Richard Fauguet, une œuvre joyeusement improbable

Par Anne-Cécile Sanchez · Le Journal des Arts

Le 12 janvier 2024 - 536 mots

PARIS

Assemblage d’objets, œuvres bricolées et jeux de mots, le travail de Richard Fauguet repose sur la culture populaire patinée d’ironie.

Paris. Lors de la dernière édition de la Fiac, en octobre 2021, les « Picasso pour enfants » réalisés au tampon et au crayon de couleur sur carton par Richard Fauguet (PPE, 2020 ; 2 500 euros) avaient rencontré un succès contagieux sur le stand de la galerie Art : Concept. Richard Fauguet (né en 1963) a en effet ses fidèles, qui suivent chacune de ses apparitions. Elles sont peu fréquentes : il s’est écoulé huit ans depuis sa dernière exposition dans la galerie parisienne. « Richard Fauguet est quelqu’un de discret, souligne Olivier Antoine, le fondateur d’Art : Concept. Il faut toujours insister pour qu’il accepte de montrer son travail. » Les principes en restent les mêmes : mélanger la grande histoire (de l’art) et la culture populaire, l’imagerie de référence et les matériaux de tous les jours, trouver un point d’équilibre entre l’esthétique et le trivial, le papier Venilia et les icônes classiques (série des « Vanitas » 1997-2001). En continuant à suivre ces règles et en jouant avec notre mémoire visuelle, Richard Fauguet fait preuve d’une inventivité déconcertante.

C’est une série d’assemblages de pipes qui donne son titre « Pipeshow » et son point de départ, forcément facétieux, à l’exposition actuelle, comme le souligne Xavier Franceschi, qui assure le commissariat (en anglais le terme peep show désigne les cabines individuelles de projection dans les sex-shops). Le cadre est ainsi posé : jeux de langage, ironie, provocation à la limite du mauvais goût. Mais aussi évidence imparable de quelques brûle-gueule, dont certains embouts laissent encore voir la trace de longs mordillements qui, élégamment abouchés les uns aux autres, composent l’illusion d’une silhouette gracieuse de pin-up. C’est délicat et vaguement graveleux, cela ne prétend à rien et convoque en souriant l’histoire de l’art, de René Magritte à – pourquoi pas ? – Pierre Molinier, dont l’évocation subliminale est induite par les ombres allongées de ces assemblages incongrus.

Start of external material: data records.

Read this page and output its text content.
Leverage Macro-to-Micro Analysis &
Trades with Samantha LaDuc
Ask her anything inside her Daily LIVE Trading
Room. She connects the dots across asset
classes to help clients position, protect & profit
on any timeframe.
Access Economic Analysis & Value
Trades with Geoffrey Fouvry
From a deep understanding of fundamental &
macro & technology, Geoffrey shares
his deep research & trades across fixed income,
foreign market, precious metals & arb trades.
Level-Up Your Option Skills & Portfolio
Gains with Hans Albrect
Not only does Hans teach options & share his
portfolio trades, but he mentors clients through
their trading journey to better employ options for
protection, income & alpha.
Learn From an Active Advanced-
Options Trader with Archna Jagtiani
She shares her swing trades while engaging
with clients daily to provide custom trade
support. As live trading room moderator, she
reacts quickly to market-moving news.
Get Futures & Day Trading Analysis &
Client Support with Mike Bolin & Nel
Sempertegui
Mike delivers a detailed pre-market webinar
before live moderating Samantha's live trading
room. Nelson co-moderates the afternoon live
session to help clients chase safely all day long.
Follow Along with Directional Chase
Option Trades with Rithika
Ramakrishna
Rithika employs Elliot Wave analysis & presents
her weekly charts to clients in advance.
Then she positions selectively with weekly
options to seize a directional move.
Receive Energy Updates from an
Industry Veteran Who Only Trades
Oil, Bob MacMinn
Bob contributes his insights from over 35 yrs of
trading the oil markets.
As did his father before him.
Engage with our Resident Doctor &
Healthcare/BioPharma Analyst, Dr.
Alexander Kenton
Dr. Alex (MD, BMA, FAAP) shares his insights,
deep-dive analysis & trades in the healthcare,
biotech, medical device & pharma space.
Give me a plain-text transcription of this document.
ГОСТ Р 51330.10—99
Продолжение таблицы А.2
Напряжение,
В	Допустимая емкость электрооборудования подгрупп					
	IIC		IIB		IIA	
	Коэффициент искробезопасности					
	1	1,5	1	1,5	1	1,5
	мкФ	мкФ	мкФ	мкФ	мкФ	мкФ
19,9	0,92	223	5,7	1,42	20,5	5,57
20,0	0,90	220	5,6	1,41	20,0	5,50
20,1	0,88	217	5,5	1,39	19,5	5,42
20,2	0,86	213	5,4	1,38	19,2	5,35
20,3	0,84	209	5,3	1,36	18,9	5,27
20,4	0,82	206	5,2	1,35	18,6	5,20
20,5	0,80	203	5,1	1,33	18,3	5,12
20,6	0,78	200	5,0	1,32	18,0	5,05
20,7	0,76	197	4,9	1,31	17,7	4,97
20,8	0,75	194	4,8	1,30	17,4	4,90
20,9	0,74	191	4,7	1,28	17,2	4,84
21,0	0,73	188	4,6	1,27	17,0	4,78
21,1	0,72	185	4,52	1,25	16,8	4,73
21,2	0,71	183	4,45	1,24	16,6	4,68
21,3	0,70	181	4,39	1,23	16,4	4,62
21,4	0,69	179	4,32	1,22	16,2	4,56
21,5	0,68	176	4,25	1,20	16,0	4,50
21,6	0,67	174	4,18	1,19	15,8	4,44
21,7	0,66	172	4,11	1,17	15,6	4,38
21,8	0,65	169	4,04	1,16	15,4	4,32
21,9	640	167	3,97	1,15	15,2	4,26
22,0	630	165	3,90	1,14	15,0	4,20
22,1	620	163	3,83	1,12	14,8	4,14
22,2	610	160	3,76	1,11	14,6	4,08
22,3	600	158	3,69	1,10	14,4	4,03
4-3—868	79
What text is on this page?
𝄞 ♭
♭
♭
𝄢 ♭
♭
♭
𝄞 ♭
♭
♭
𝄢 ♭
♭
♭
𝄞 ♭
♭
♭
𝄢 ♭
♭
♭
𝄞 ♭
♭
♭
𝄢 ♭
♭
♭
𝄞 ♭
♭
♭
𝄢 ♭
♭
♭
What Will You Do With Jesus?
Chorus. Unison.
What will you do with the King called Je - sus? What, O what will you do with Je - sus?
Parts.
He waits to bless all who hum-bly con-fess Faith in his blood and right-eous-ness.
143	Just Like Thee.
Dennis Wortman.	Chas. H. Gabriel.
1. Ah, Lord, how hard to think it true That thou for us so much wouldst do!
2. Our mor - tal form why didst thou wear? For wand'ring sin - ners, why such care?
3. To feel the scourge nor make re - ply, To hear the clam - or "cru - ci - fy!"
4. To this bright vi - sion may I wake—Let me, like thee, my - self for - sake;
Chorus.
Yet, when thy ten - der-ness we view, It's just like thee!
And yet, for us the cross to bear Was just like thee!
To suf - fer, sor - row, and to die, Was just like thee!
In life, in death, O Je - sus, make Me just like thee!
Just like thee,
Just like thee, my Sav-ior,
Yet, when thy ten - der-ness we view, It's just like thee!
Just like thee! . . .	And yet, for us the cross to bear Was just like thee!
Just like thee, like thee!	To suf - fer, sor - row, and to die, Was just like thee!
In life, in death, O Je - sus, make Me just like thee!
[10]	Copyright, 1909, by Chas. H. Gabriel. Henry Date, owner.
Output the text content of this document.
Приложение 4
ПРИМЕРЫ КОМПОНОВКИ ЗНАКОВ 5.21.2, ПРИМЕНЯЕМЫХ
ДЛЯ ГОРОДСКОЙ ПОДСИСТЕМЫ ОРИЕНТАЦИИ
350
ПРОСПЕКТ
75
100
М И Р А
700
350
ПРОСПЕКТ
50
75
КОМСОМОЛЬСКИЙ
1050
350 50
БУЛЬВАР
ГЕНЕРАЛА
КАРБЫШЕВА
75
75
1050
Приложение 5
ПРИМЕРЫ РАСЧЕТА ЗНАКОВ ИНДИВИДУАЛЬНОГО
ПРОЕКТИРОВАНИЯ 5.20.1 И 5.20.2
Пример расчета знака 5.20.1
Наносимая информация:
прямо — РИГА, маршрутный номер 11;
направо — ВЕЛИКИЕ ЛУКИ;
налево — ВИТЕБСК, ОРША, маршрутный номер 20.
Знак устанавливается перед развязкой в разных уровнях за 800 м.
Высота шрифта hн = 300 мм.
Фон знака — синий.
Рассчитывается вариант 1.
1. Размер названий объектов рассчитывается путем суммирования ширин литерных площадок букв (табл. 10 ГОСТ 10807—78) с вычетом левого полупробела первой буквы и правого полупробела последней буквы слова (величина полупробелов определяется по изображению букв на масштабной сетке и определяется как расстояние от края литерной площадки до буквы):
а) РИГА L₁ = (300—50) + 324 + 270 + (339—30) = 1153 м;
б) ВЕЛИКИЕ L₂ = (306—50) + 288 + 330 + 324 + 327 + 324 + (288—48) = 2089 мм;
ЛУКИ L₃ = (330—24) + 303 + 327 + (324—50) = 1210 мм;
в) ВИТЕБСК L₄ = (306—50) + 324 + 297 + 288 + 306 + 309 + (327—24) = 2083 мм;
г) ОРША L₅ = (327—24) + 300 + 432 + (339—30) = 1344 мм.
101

L’artiste poursuit également sa série de sculptures à base de verre d’opaline, évocation réenchantée du décor des années 1970 et clin d’œil au Groupe Memphis. Plus loin, l’art du portrait est revisité à l’aide de barquettes alimentaires et de Zebraline pour le fini argenté. Une coquille d’huître en médaillon y figure les contours d’un visage en trompe-l’œil.

Un artiste décalé

Cette prédilection pour les matériaux pauvres et les ustensiles de cuisine se retrouve dans les prix des œuvres, qui restent modestes (à partir de 3 500 euros). Bien qu’il ait une longue carrière derrière lui, plusieurs pièces dans des collections publiques, Richard Fauguet conserve la cote d’un artiste émergent. Les institutions parisiennes n’ont pas choisi de montrer son travail, qui n’a jamais vraiment été à la mode – et l’est moins encore au moment où la peinture figurative semble omniprésente et où il est de bon ton que l’art milite pour une cause. Pas dans l’air du temps mais fidèle à lui-même, Richard Fauguet a sans doute sa « French Theory » sur le sujet, pour reprendre le titre d’une de ses œuvres, évocation au feutre sur papier Albal du cinéma français de l’époque de La Grande Vadrouille et des origines philosophiques du concept très en vogue de « déconstruction ».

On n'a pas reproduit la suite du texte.